Gewinner von „Jugend forscht“ Eine Wasserrakete und viel Moos

Stand: 29.05.2022 13:38

Umwelt- und Klimathemen spielten beim diesjährigen Bundesfinale von „Jugend forscht“ eine wichtige Rolle. Als Sonderpreise gab es eine Wasserrakete, junge Torfmoore und LED-Desinfektionsmittel.

168 Jugendliche mit 108 Forschungsprojekten erreichten das Bundesfinale von „Jugend forscht“, doch am Ende konnten nicht alle gewinnen. Hendrik Ridder aus Bremen wurde für seine „außergewöhnliche Arbeit“ an einer fliegenden Wetterstation ausgezeichnet. Der 16-Jährige baute eine 2,5 Meter lange Wasserrakete, die bis zu 270 Meter hoch fliegen kann. Es wird von einem eigens gebauten Launchpad gestartet und von einem zugehörigen Server und einem zusätzlichen Control Panel vollautomatisch nachgeladen und gesteuert. Der gesamte Prozess kann von einer selbst programmierten Anwendung eingesehen und gesteuert werden. Die Rakete dient als fliegende Wetterstation.

Der Preis für die originellste Arbeit ging an Cornelius-Ägidian Quint, 18, aus Husum, für ein neues Verfahren zur Renaturierung der Brachen. Quint entwickelte eine Methode, mit der sich Moose in uralten Ödlanden schneller wieder ansiedeln können.
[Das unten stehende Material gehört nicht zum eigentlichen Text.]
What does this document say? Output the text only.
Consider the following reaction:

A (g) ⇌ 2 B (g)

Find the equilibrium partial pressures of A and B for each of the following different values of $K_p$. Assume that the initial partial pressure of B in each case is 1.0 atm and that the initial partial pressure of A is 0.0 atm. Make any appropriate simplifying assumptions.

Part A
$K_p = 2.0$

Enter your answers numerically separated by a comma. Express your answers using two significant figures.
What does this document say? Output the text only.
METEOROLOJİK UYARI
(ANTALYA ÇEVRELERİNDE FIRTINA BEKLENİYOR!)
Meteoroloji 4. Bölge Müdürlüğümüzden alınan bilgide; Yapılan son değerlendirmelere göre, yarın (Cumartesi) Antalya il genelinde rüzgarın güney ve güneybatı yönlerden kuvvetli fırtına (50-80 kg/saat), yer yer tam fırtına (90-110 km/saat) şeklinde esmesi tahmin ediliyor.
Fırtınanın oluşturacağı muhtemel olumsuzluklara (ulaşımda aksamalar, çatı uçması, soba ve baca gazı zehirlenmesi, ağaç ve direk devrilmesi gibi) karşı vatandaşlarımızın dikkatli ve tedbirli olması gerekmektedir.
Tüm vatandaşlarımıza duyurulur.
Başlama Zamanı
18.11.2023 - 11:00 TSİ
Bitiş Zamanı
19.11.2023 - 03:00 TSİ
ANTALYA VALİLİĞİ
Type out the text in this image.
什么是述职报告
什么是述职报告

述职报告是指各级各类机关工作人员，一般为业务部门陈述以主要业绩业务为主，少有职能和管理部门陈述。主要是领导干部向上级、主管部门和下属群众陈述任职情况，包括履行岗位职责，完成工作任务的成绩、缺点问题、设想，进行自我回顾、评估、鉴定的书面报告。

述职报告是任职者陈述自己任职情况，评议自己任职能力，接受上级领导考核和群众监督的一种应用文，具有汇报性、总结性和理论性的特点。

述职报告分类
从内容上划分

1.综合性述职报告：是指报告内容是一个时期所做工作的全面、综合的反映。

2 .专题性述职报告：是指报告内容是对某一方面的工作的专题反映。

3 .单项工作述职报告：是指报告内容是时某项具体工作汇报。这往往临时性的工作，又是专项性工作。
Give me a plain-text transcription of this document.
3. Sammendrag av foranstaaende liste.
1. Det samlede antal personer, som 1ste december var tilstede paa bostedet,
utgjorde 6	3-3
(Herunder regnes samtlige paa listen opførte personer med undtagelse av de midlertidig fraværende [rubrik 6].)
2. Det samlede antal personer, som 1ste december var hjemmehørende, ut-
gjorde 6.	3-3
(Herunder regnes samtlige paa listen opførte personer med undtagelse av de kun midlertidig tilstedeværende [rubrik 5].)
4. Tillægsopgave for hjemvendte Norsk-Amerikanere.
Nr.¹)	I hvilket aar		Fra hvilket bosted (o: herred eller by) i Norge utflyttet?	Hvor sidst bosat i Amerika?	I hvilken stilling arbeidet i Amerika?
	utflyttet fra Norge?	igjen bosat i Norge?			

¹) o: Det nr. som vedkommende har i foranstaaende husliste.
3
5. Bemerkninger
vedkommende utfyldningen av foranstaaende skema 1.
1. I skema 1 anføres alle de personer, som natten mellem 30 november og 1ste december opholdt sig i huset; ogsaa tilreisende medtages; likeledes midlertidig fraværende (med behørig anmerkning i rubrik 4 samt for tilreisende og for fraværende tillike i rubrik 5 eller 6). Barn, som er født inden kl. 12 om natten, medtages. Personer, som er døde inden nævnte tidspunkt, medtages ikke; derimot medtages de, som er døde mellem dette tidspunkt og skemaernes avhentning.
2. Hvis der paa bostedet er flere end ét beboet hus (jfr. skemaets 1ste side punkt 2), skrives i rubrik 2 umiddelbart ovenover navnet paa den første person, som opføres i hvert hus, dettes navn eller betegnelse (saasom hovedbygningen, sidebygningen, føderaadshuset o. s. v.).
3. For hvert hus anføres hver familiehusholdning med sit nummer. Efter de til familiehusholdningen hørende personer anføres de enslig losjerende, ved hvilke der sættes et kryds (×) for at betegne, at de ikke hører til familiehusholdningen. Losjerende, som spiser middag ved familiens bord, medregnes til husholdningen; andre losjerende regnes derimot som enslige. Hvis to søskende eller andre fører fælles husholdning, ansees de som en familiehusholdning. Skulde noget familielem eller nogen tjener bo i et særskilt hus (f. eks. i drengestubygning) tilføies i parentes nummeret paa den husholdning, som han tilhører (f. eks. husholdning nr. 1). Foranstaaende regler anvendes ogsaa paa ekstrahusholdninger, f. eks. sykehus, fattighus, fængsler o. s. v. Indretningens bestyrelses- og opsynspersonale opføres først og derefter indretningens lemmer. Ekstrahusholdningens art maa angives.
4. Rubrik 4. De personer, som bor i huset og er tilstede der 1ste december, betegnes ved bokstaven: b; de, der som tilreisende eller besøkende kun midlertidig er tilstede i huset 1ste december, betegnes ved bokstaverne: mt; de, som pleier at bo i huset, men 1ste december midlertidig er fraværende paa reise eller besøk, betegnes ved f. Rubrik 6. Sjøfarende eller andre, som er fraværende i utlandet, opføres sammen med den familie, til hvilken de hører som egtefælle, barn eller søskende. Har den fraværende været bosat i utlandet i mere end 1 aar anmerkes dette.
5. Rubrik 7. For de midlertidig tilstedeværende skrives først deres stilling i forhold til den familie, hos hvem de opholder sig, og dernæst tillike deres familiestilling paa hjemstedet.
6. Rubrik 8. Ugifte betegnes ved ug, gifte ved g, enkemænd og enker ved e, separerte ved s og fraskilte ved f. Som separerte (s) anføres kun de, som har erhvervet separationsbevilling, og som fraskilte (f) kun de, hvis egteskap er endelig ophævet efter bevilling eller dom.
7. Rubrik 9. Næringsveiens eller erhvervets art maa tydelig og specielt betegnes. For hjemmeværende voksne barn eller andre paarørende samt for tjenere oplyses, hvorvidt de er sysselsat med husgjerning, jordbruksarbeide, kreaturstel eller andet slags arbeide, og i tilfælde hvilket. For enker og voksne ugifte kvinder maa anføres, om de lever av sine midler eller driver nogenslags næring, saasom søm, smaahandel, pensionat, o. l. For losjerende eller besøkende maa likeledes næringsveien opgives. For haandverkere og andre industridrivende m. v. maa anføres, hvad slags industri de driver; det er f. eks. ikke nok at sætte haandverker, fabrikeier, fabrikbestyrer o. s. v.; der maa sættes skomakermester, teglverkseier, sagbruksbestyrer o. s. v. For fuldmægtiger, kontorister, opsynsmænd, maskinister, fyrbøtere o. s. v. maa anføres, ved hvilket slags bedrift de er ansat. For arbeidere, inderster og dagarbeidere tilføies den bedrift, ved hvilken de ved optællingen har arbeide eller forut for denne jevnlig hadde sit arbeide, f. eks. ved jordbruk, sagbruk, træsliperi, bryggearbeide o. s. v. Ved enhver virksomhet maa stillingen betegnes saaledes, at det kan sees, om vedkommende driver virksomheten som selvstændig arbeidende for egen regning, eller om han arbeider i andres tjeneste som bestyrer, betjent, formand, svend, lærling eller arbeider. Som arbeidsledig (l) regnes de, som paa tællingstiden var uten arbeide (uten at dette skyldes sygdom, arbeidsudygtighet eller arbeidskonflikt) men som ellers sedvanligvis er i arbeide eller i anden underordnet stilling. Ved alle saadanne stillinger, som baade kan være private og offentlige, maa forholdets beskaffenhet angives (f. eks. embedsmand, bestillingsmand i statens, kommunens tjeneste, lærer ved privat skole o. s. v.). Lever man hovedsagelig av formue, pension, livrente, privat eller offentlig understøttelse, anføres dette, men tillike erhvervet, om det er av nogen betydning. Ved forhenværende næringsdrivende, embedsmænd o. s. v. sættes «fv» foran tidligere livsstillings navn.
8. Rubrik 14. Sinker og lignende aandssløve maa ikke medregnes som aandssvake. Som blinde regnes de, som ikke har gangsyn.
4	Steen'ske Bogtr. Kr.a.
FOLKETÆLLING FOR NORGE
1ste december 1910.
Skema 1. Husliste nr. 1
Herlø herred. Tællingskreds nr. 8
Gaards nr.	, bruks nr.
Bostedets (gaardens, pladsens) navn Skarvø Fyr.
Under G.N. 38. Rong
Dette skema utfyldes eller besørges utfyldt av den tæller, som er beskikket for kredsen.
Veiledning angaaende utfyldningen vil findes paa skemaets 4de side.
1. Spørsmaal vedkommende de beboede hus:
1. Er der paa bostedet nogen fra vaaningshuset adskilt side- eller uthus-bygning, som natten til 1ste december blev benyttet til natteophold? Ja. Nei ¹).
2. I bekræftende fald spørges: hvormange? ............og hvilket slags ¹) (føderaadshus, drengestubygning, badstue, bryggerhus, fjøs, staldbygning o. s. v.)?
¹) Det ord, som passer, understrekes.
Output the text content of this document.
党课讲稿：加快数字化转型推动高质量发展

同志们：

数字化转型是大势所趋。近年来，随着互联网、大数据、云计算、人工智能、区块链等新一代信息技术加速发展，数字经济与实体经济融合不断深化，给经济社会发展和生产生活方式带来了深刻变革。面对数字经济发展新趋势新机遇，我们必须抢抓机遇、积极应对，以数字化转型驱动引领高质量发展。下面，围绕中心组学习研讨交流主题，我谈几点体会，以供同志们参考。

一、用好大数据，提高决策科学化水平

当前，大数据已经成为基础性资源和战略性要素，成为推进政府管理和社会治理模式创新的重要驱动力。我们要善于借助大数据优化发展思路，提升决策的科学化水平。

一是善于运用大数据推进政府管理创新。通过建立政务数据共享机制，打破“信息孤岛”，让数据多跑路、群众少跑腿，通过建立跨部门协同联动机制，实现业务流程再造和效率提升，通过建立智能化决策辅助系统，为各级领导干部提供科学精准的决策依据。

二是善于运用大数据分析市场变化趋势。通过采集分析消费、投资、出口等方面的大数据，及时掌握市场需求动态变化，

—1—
Maximilian Pfannkuch, Jaro Filip und Dominik Hein erhielten den Preis für die beste interdisziplinäre Arbeit. Sie entwickelten ein Luftreinigungssystem auf Basis von UV-Leuchtdioden.

Noch bessere Ideen

Im Bereich Chemie gewannen Hannah Amrhein, Lena Fries und Hanna Fries mit ihrem neuen Ansatz zur Rückgewinnung des Pflanzennährstoffs Phosphor aus Abwasser. Vanessa Guthier schrieb ein Computerprogramm, mit dem sie die Bedingungen für die Entstehung von Gammastrahlen identifizieren konnte: Sie gewann den ersten Preis in Erd- und Weltraumwissenschaften.

Glückliche Chemie-Bundessieger: Lena Fries (von links nach rechts), Hannah Amrhein und Hanna Fries Foto: dpa

Vincent Nack hat einen Notbremsassistenten für Fahrräder entwickelt und den ersten Preis in der Kategorie Arbeitsumgebung gewonnen. David Sauer errang den Bundessieg in Biologie: Er untersuchte den Einfluss von Dihydroxybenzen auf Pflanzen.

In der Kategorie Mathe/Computer gewann Elian Terelle mit seinem eigenen Entwicklungssystem für Live-Videoübertragungen im Sport, mit dem Spielszenen zurückgespult werden können. Carlos Steiner Navarro befasste sich mit der Wirkung der Magnetschwebebahn und gewann damit die Kategorie Physik. Im technischen Bereich gewannen Johann Elias Stoetzer und Steven Gurgel, die ein Verfahren zum Drucken von selbst hergestellten 3D-Sensoren auf Textilien entwickelten.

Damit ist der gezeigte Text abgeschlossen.